Ms Quin: Yes, there have been discussions and contacts on those matter both at official and ministerial level. The Ministry of Agriculture, Fisheries and Food believes that it is important to work closely with the Department of Health because the Food Standards Agency reports to that Department, and also because there is often overlap, especially on animal health and human health issues, between the work that is done in the EU Health Council and in the Agriculture Council.

The Government are communicating their experiences of the FSA to the European Commission so as to inform the debate on the setting up of the European food authority. We believe that it is crucial for that authority to be able to link in satisfactorily with national food authorities. If the system is not co-ordinated effectively, conflicts can arise due to lack of communication and misunderstanding. That would be particularly negative given the current public concern about food safety.

Mr. Paice: I turn the Minister's attention to the issue of catering waste, which is addressed in the proposed regulation. Will she explain the definition of catering waste? The proposal refers to

    ``catering waste intended for the production of swill'',

but I cannot find a definition of catering waste. Is domestic kitchen waste included in the definition?

With regard to the processing of swill, the explanatory memorandum mentions that the proposed standards for pressure cooking are higher than those that are currently required in the UK. Therefore, the Minister will not be surprised that I raise the topical issue of foot and mouth. Although I do not wish to prejudge the conclusions about its origin, it seems likely that it has been caused by swill, and more particularly by the addition of a material to swill that should not have been added. Are the Government satisfied that the UK standards and the proposed standards in the regulation for the treatment of swill are adequate to ensure the destruction of all pathogens that may be present in catering waste, including those that might be present in a product that is fit for human consumption but not for animal consumption, as is the case in foot and mouth?

Ms Quin: The hon. Gentleman has raised a number of important points. As he is a former pig farmer, I wish that I had the opportunity to ask him what he feels about pig swill and its use [Interruption.] He says that he never used it, so he is typical of pig farmers because I understand that only about 1.5 per cent. or 1.6 per cent. of them use swill. It must be kept in mind that safety changes to swill regulations would not affect a huge proportion of the UK pig industry.

Catering waste is defined in article 2, paragraph 45 of the amended text as

    ``waste food intended for human consumption from kitchens, restaurants, catering facilities, the household of the farmer or persons attending susceptible animals; and foodstuffs of animal origin, or foodstuffs containing products of animal origin, which were originally intended for human consumption but are destined for animal consumption for commercial reasons''.

The Government feel that it is important to keep a clear dividing line between catering waste and animal by-products; we understand why they are included in the regulations, but a separation is important for a number of practical reasons.
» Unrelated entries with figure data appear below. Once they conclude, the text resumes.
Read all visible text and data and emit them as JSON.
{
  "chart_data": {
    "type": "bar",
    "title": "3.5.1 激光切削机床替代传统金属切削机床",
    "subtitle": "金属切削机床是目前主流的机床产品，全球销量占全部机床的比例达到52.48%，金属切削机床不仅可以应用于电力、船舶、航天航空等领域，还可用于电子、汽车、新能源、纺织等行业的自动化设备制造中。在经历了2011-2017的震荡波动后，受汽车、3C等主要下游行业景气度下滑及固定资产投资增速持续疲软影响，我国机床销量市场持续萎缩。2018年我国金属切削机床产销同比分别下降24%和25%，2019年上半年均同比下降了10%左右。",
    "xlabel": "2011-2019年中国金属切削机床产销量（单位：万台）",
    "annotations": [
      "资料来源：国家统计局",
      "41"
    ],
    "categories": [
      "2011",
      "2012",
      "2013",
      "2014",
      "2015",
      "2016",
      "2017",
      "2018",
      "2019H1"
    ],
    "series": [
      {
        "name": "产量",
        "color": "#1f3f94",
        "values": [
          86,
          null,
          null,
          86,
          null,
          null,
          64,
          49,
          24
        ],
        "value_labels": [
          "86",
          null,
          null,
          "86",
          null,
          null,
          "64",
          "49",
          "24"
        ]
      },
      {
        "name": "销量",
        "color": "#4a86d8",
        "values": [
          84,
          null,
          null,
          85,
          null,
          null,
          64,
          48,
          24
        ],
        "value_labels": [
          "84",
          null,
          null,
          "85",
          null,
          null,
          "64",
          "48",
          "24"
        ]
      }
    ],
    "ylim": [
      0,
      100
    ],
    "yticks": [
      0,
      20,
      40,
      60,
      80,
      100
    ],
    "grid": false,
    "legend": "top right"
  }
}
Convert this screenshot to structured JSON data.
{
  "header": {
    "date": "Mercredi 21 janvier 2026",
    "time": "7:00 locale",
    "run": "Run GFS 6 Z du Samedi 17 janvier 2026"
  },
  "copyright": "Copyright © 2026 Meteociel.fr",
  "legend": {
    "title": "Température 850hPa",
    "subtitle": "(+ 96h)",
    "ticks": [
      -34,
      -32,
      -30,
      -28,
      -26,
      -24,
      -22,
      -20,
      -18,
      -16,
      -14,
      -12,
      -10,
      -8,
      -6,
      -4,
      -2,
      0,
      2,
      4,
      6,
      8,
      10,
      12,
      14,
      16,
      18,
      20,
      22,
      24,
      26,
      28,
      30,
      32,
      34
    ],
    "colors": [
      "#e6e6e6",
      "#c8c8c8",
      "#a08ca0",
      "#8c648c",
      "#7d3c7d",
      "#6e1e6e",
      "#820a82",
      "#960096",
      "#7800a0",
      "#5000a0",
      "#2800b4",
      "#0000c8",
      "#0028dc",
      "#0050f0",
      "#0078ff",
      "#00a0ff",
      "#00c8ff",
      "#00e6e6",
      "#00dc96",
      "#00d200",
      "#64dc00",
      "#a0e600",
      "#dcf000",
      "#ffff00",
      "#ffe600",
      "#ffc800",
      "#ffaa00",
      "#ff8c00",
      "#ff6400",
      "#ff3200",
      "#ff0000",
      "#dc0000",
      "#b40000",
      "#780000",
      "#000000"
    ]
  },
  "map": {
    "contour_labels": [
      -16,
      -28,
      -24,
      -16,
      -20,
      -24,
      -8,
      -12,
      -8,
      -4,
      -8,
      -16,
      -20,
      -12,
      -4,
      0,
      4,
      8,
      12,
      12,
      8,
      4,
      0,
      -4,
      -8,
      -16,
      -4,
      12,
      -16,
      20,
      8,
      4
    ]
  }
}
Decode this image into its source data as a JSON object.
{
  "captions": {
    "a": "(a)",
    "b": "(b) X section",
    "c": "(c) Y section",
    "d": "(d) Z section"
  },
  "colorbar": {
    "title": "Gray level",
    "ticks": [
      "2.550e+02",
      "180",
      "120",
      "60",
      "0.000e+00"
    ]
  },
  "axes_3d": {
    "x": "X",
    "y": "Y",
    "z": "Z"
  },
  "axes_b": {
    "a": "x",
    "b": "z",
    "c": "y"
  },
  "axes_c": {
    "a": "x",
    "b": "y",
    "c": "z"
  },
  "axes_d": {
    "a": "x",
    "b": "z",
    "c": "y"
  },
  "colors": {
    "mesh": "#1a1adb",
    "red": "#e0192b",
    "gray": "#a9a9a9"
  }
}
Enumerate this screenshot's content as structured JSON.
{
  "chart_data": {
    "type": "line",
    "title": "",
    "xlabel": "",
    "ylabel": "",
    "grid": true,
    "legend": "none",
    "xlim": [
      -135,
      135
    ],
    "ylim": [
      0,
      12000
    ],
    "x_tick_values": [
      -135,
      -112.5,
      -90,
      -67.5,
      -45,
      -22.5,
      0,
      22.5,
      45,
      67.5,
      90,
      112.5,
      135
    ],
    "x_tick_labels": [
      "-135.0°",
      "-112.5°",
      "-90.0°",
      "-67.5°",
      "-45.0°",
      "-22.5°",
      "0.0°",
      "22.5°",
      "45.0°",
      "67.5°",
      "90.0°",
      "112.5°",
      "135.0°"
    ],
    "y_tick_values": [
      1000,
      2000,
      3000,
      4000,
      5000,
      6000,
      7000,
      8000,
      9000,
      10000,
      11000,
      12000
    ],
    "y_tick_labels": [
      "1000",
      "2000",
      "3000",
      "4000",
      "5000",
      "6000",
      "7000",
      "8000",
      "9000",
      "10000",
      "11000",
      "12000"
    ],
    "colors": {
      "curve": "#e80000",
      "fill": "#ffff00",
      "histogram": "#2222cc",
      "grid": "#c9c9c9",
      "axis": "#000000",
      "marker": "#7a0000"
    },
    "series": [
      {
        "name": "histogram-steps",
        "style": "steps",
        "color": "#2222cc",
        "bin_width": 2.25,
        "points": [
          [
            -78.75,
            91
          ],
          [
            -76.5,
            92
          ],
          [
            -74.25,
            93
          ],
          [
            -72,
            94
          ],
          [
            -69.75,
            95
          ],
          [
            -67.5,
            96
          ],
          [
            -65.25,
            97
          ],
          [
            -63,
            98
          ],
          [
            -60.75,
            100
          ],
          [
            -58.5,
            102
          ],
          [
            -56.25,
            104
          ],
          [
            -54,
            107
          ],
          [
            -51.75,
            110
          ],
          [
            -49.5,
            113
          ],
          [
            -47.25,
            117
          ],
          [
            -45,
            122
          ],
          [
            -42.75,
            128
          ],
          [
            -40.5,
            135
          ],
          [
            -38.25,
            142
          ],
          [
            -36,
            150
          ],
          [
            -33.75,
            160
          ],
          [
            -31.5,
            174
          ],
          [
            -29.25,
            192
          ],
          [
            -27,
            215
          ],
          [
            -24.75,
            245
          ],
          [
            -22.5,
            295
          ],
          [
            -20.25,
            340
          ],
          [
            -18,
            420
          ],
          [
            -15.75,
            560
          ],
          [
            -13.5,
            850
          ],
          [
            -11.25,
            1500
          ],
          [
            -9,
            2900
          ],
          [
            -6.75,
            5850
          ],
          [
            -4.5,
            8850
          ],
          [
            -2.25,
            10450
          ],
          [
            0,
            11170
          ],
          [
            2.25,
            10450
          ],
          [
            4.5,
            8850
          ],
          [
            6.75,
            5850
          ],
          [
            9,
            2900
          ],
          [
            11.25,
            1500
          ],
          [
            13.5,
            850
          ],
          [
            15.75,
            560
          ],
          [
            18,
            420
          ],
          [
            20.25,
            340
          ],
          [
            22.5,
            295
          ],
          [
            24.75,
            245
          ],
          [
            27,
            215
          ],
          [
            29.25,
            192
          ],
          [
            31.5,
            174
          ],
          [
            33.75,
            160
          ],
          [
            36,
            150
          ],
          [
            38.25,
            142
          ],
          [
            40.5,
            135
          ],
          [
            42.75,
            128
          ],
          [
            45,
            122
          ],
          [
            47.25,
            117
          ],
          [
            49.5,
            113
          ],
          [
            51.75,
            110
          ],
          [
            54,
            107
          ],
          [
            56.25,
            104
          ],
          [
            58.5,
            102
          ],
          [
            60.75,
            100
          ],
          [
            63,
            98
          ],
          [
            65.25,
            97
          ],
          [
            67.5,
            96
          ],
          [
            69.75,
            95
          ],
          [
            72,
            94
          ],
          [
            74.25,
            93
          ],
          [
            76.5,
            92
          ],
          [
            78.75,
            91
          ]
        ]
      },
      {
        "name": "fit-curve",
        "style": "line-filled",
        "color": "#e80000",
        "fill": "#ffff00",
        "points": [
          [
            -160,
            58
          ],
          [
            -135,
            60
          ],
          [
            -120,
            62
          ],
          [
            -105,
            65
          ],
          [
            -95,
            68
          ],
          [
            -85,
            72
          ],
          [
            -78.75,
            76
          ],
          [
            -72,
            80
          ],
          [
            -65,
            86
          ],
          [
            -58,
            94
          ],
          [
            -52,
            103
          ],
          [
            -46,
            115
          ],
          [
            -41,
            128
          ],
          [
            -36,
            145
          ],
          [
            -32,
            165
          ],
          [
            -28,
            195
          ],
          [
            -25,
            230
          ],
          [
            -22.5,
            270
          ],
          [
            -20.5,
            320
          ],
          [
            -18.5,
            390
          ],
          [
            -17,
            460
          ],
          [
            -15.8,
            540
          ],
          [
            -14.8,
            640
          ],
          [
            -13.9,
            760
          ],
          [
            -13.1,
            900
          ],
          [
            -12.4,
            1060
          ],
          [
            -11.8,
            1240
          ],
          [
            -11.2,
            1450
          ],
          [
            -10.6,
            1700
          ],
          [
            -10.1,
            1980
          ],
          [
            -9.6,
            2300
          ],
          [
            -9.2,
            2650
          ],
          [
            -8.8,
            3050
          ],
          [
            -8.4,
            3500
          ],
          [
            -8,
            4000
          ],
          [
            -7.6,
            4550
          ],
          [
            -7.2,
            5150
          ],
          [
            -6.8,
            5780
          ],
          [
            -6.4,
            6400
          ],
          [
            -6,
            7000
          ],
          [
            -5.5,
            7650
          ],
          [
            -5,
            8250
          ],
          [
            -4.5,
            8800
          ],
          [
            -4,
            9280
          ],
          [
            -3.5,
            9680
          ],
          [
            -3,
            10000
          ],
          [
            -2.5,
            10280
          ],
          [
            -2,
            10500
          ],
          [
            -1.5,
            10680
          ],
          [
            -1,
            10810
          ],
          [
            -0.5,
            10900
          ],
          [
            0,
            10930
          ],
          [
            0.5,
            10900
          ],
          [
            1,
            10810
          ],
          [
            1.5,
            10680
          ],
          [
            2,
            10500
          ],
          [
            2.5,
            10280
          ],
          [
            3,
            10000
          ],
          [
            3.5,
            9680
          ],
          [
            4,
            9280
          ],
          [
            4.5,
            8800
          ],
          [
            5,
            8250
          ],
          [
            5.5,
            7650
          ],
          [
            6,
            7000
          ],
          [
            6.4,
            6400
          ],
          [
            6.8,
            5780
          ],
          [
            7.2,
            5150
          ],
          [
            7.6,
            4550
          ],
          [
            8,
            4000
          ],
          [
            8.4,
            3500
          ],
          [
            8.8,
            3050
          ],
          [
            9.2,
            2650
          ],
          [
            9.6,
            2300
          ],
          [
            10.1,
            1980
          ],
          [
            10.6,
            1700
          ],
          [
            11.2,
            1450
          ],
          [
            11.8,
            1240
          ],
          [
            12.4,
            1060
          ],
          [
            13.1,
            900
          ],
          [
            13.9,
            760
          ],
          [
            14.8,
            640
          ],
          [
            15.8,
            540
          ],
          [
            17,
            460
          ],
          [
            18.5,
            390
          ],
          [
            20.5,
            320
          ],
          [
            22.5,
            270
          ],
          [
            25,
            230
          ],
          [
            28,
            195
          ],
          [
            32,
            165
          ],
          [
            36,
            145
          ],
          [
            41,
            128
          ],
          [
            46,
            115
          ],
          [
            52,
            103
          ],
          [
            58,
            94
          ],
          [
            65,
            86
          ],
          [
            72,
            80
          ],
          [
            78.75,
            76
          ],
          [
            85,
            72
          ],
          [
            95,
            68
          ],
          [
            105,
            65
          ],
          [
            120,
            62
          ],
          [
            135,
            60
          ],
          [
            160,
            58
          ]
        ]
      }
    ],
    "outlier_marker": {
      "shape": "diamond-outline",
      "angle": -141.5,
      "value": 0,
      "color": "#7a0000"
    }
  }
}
The hon. Gentleman tempted me to go down the topical path of considering the possible source of the foot and mouth disease outbreak. Investigations into that outbreak are continuing. The animal by-products regulations propose a higher temperature control than we currently have, but the current controls, if properly implemented, do not pose a risk of foot and mouth disease. We will continue to discuss the matter with the European Commission. Although we are happy that our existing standards kill off foot and mouth organisms effectively, we are not averse to tightening standards on pig swill, given the small number of pig farmers that use it, and despite the fact that the proposals may necessitate those farmers procuring new cookers. Such a move would respond to public concern and the feelings of many pig farmers and producers.